Leave aside the surprise news that Dustin Johnson will headline the inaugural LIV Golf Invitational near London next week.
The real contest continues to lie outside the ropes and it could not be more significant for the game.
We are now witnessing a battle for the future of men’s elite professional golf. Will it remain in the hands of America’s PGA Tour, supported by their European-based strategic partners the DP World Tour?
Or will Saudi Arabia-backed upstarts muscle in? LIV Golf Investments, fronted by Greg Norman, is promising to revolutionise the game with a shorter, sharper product that is lucrative enough to attract the biggest names.
It is understood that there are massive signing on fees, running into millions of dollars, so make no mistake, this comes down to money, and the Saudi Public Investment Fund, which is financing Norman’s project, has pots and pots of it.

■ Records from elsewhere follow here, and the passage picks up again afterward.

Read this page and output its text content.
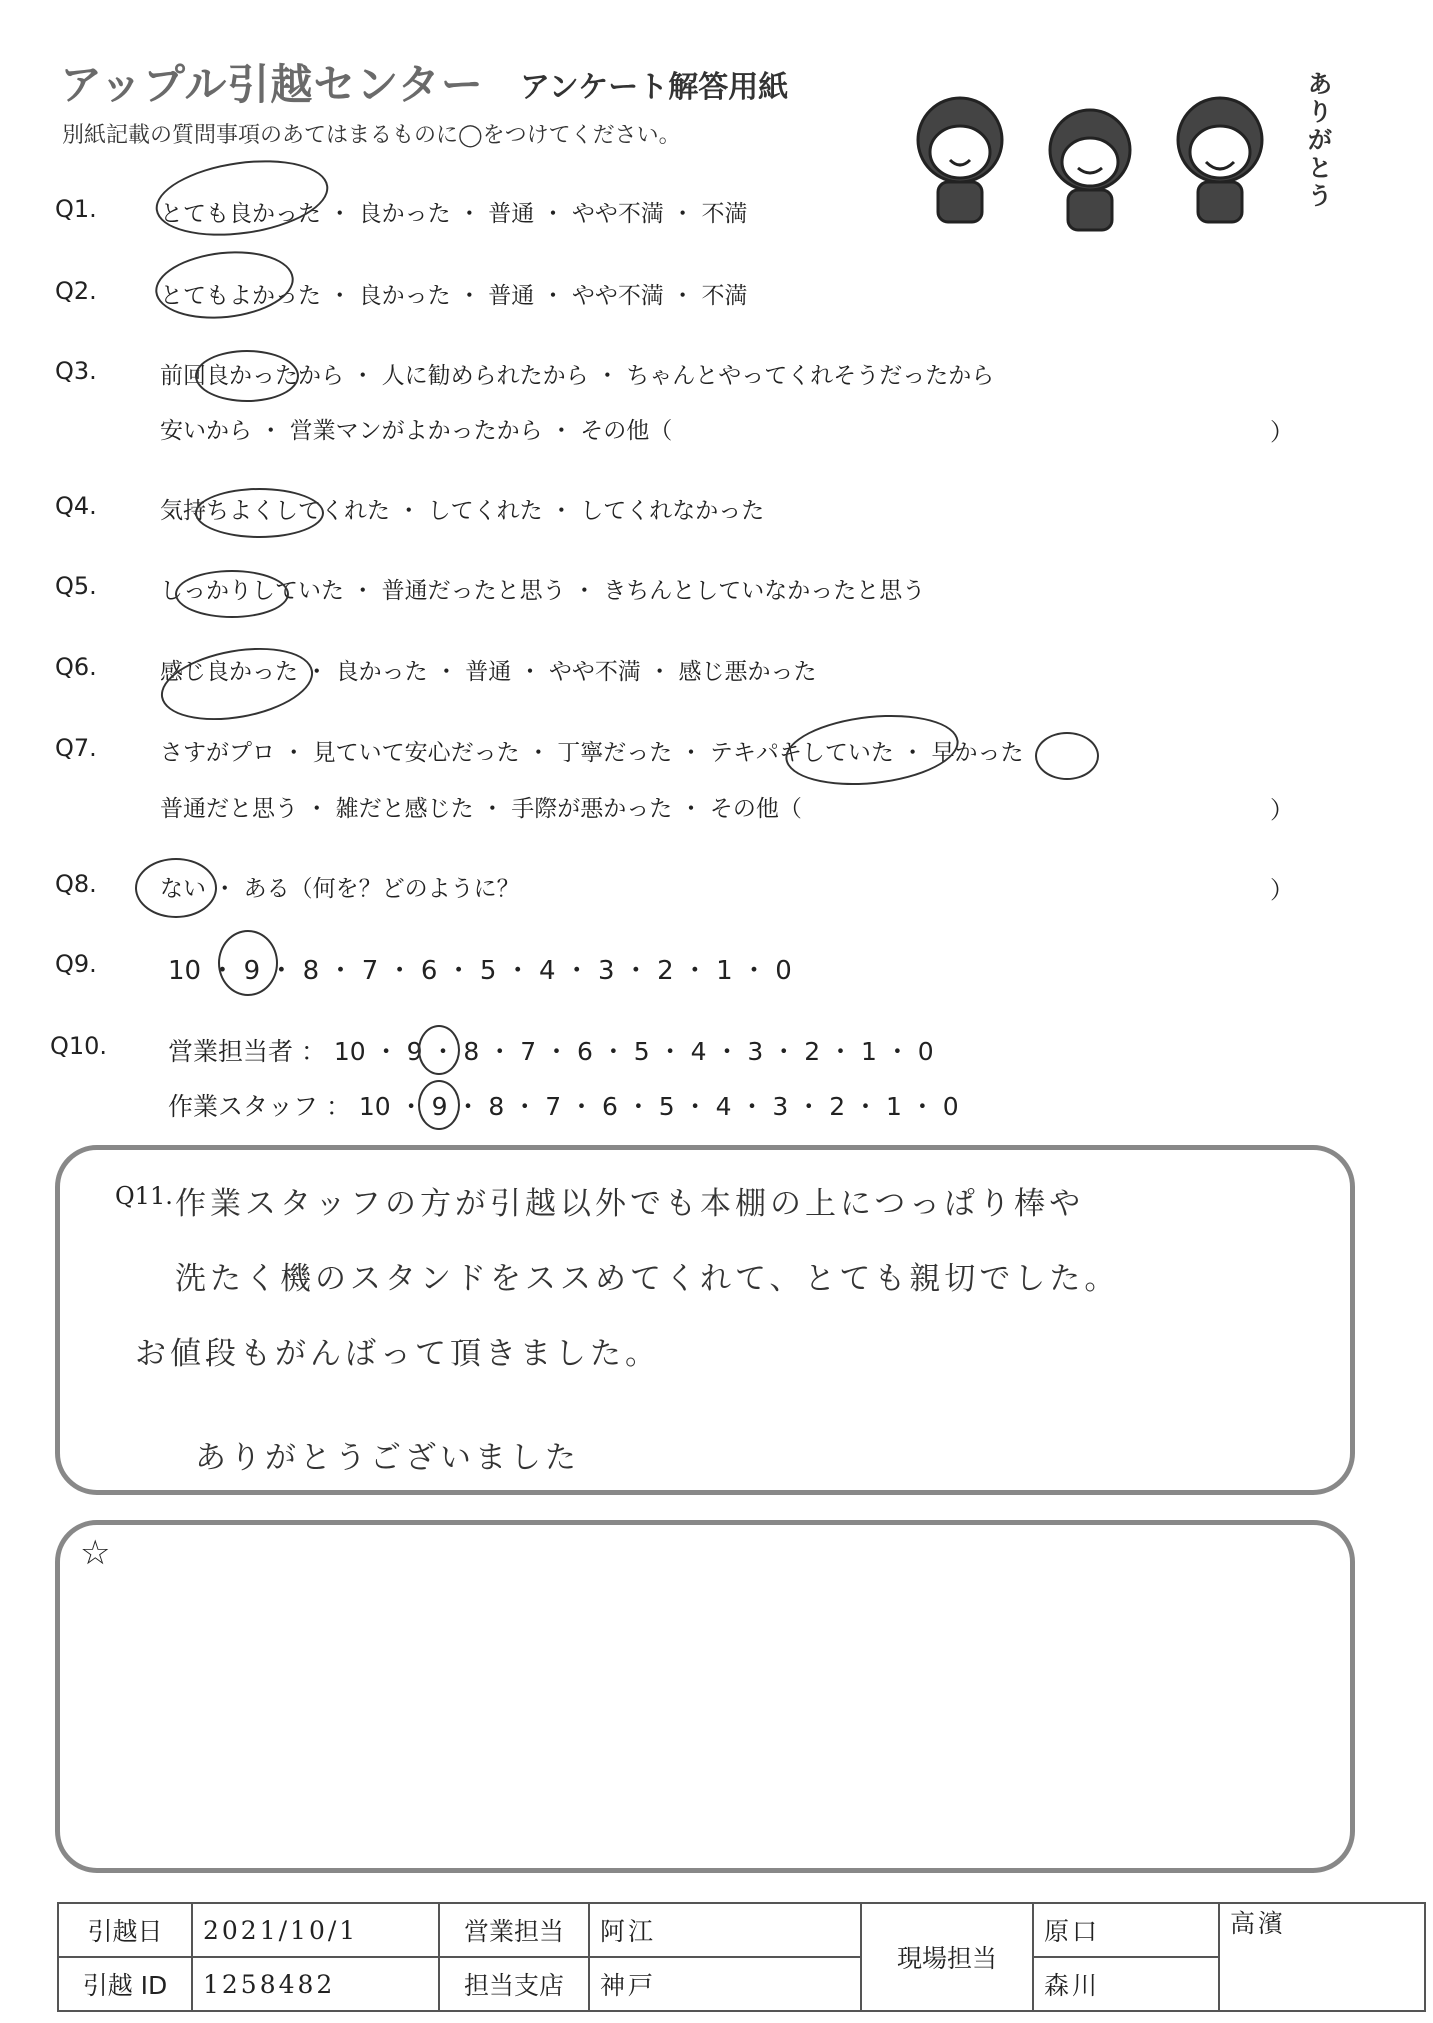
アップル引越センター アンケート解答用紙
別紙記載の質問事項のあてはまるものに◯をつけてください。
ありがとう
Q1.	とても良かった ・ 良かった ・ 普通 ・ やや不満 ・ 不満
Q2.	とてもよかった ・ 良かった ・ 普通 ・ やや不満 ・ 不満
Q3.	前回良かったから ・ 人に勧められたから ・ ちゃんとやってくれそうだったから
安いから ・ 営業マンがよかったから ・ その他（	）
Q4.	気持ちよくしてくれた ・ してくれた ・ してくれなかった
Q5.	しっかりしていた ・ 普通だったと思う ・ きちんとしていなかったと思う
Q6.	感じ良かった ・ 良かった ・ 普通 ・ やや不満 ・ 感じ悪かった
Q7.	さすがプロ ・ 見ていて安心だった ・ 丁寧だった ・ テキパキしていた ・ 早かった
普通だと思う ・ 雑だと感じた ・ 手際が悪かった ・ その他（	）
Q8.	ない ・ ある（何を？どのように？	）
Q9.	10 ・ 9 ・ 8 ・ 7 ・ 6 ・ 5 ・ 4 ・ 3 ・ 2 ・ 1 ・ 0
Q10. 営業担当者 ： 10 ・ 9 ・ 8 ・ 7 ・ 6 ・ 5 ・ 4 ・ 3 ・ 2 ・ 1 ・ 0
作業スタッフ ： 10 ・ 9 ・ 8 ・ 7 ・ 6 ・ 5 ・ 4 ・ 3 ・ 2 ・ 1 ・ 0
Q11. 作業スタッフの方が引越以外でも本棚の上につっぱり棒や
洗たく機のスタンドをススめてくれて、とても親切でした。
お値段もがんばって頂きました。
ありがとうございました
☆
引越日	2021/10/1	営業担当	阿江	現場担当	原口	高濱
引越 ID	1258482	担当支店	神戸		森川	
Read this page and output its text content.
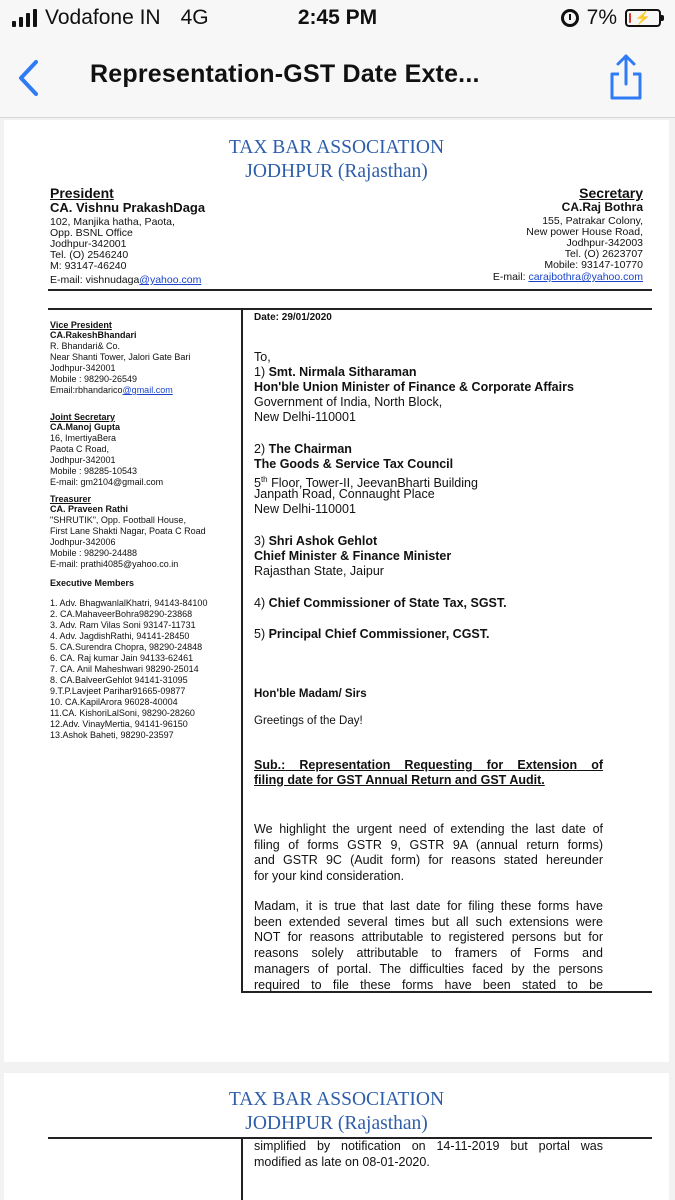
Vodafone IN 4G	2:45 PM	7% ⚡
Representation-GST Date Exte...
TAX BAR ASSOCIATION
JODHPUR (Rajasthan)
President
CA. Vishnu PrakashDaga
102, Manjika hatha, Paota,
Opp. BSNL Office
Jodhpur-342001
Tel. (O) 2546240
M: 93147-46240
E-mail: vishnudaga@yahoo.com
Secretary
CA.Raj Bothra
155, Patrakar Colony,
New power House Road,
Jodhpur-342003
Tel. (O) 2623707
Mobile: 93147-10770
E-mail: carajbothra@yahoo.com
Vice President
CA.RakeshBhandari
R. Bhandari& Co.
Near Shanti Tower, Jalori Gate Bari
Jodhpur-342001
Mobile : 98290-26549
Email:rbhandarico@gmail.com
Joint Secretary
CA.Manoj Gupta
16, ImertiyaBera
Paota C Road,
Jodhpur-342001
Mobile : 98285-10543
E-mail: gm2104@gmail.com
Treasurer
CA. Praveen Rathi
"SHRUTIK", Opp. Football House,
First Lane Shakti Nagar, Poata C Road
Jodhpur-342006
Mobile : 98290-24488
E-mail: prathi4085@yahoo.co.in
Executive Members
1. Adv. BhagwanlalKhatri, 94143-84100
2. CA.MahaveerBohra98290-23868
3. Adv. Ram Vilas Soni 93147-11731
4. Adv. JagdishRathi, 94141-28450
5. CA.Surendra Chopra, 98290-24848
6. CA. Raj kumar Jain 94133-62461
7. CA. Anil Maheshwari 98290-25014
8. CA.BalveerGehlot 94141-31095
9.T.P.Lavjeet Parihar91665-09877
10. CA.KapilArora 96028-40004
11.CA. KishoriLalSoni, 98290-28260
12.Adv. VinayMertia, 94141-96150
13.Ashok Baheti, 98290-23597
Date: 29/01/2020
To,
1) Smt. Nirmala Sitharaman
Hon'ble Union Minister of Finance & Corporate Affairs
Government of India, North Block,
New Delhi-110001
2) The Chairman
The Goods & Service Tax Council
5th Floor, Tower-II, JeevanBharti Building
Janpath Road, Connaught Place
New Delhi-110001
3) Shri Ashok Gehlot
Chief Minister & Finance Minister
Rajasthan State, Jaipur
4) Chief Commissioner of State Tax, SGST.
5) Principal Chief Commissioner, CGST.
Hon'ble Madam/ Sirs
Greetings of the Day!
Sub.: Representation Requesting for Extension of
filing date for GST Annual Return and GST Audit.
We highlight the urgent need of extending the last date of
filing of forms GSTR 9, GSTR 9A (annual return forms)
and GSTR 9C (Audit form) for reasons stated hereunder
for your kind consideration.
Madam, it is true that last date for filing these forms have
been extended several times but all such extensions were
NOT for reasons attributable to registered persons but for
reasons solely attributable to framers of Forms and
managers of portal. The difficulties faced by the persons
required to file these forms have been stated to be
TAX BAR ASSOCIATION
JODHPUR (Rajasthan)
simplified by notification on 14-11-2019 but portal was
modified as late on 08-01-2020.
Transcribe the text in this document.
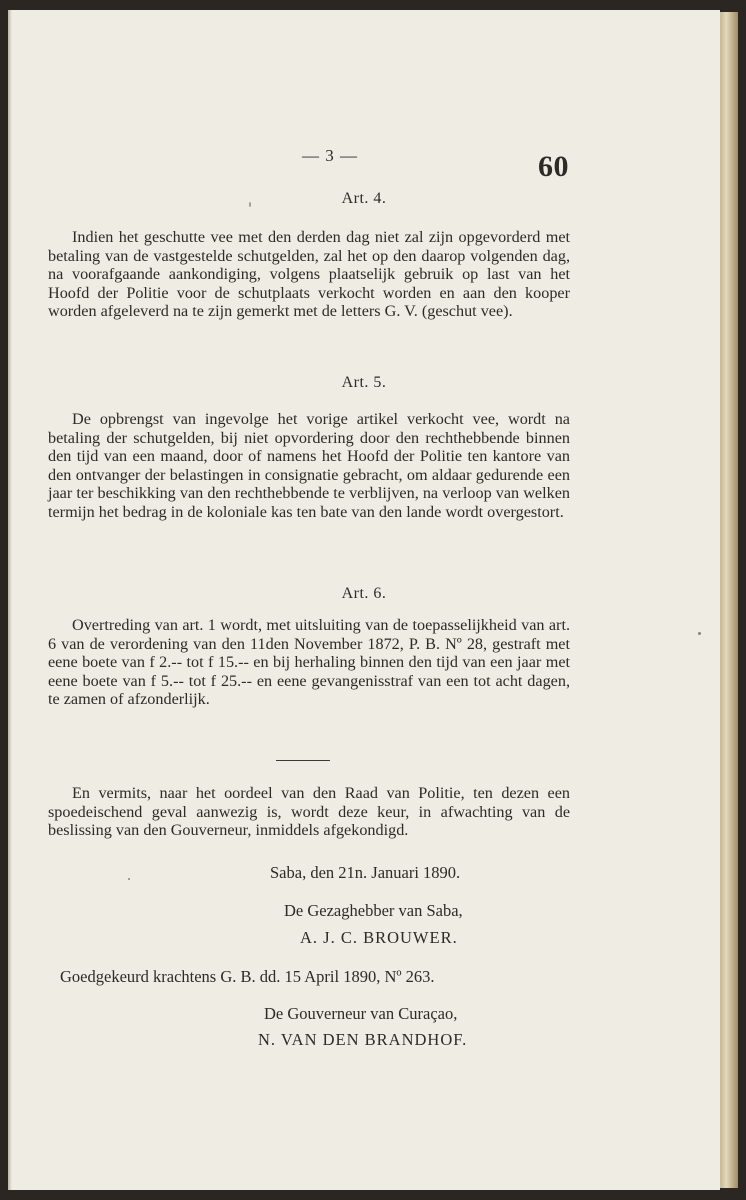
— 3 —	60
Art. 4.

Indien het geschutte vee met den derden dag niet zal zijn opgevorderd met betaling van de vastgestelde schutgelden, zal het op den daarop volgenden dag, na voorafgaande aankondiging, volgens plaatselijk gebruik op last van het Hoofd der Politie voor de schutplaats verkocht worden en aan den kooper worden afgeleverd na te zijn gemerkt met de letters G. V. (geschut vee).

Art. 5.

De opbrengst van ingevolge het vorige artikel verkocht vee, wordt na betaling der schutgelden, bij niet opvordering door den rechthebbende binnen den tijd van een maand, door of namens het Hoofd der Politie ten kantore van den ontvanger der belastingen in consignatie gebracht, om aldaar gedurende een jaar ter beschikking van den rechthebbende te verblijven, na verloop van welken termijn het bedrag in de koloniale kas ten bate van den lande wordt overgestort.

Art. 6.

Overtreding van art. 1 wordt, met uitsluiting van de toepasselijkheid van art. 6 van de verordening van den 11den November 1872, P. B. Nº 28, gestraft met eene boete van f 2.-- tot f 15.-- en bij herhaling binnen den tijd van een jaar met eene boete van f 5.-- tot f 25.-- en eene gevangenisstraf van een tot acht dagen, te zamen of afzonderlijk.

En vermits, naar het oordeel van den Raad van Politie, ten dezen een spoedeischend geval aanwezig is, wordt deze keur, in afwachting van de beslissing van den Gouverneur, inmiddels afgekondigd.

Saba, den 21n. Januari 1890.
De Gezaghebber van Saba,
A. J. C. BROUWER.
Goedgekeurd krachtens G. B. dd. 15 April 1890, Nº 263.
De Gouverneur van Curaçao,
N. VAN DEN BRANDHOF.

Certainly enough to turn Johnson’s head. The 37-year-old US Open and Masters winner sided emphatically with the PGA Tour in February so this is a dramatic change of heart.
“Dustin has been contemplating this opportunity off-and-on for the last couple of years,” said Johnson’s agent David Winkle in a statement on Tuesday. “Ultimately he decided it was in his and his family’s best interest to pursue it.”
It is less of a shock that the likes of Spain’s Sergio Garcia, England’s Lee Westwood and Ian Poulter, and Northern Ireland’s Graeme McDowell will be at the Centurion Club in Hertfordshire for next week’s shotgun start 54-hole opener.
They made little secret of their interest even though all four were regarded as future European Ryder Cup captains. Occupying that role in coming matches must now be in serious doubt.
DP World and PGA Tour players were refused official permission to take part and sanctions may follow. What action is taken against them remains to be seen.
These players know what they are doing and have signed to a project that is a potential existential threat to the current golfing eco-system. It has £1,6 billion (US$2 billion) worth of backing and a decent chunk of that is heading to their bank accounts.
They are among the 42 names currently revealed for the 48-man tournament next week. Are they rebels or trailblazers?
Will they be banned or fined? And for the Europeans and Americans involved, does this spell the end of their Ryder Cup careers?
There are also implications for events such as the US Open, which takes place the following week, and July’s 150th Open Championship.
The various governing bodies are tightly aligned, perhaps more so than at any point in the history of the game.
The United States Golf Association and R&A will therefore be under pressure to support the main tours — who, by the way, they want to convince in the debate over ball distance control.
But these most established governing bodies have a historic duty to protect the “open” nature of their championships. They would surely struggle to bar any Saudi sign-ups eligible to play at Brookline or St Andrews this year.
Either way, the ball is now in Monahan’s court. How he reacts will be the next stage in the battle for professional golf’s future. — BBC Online.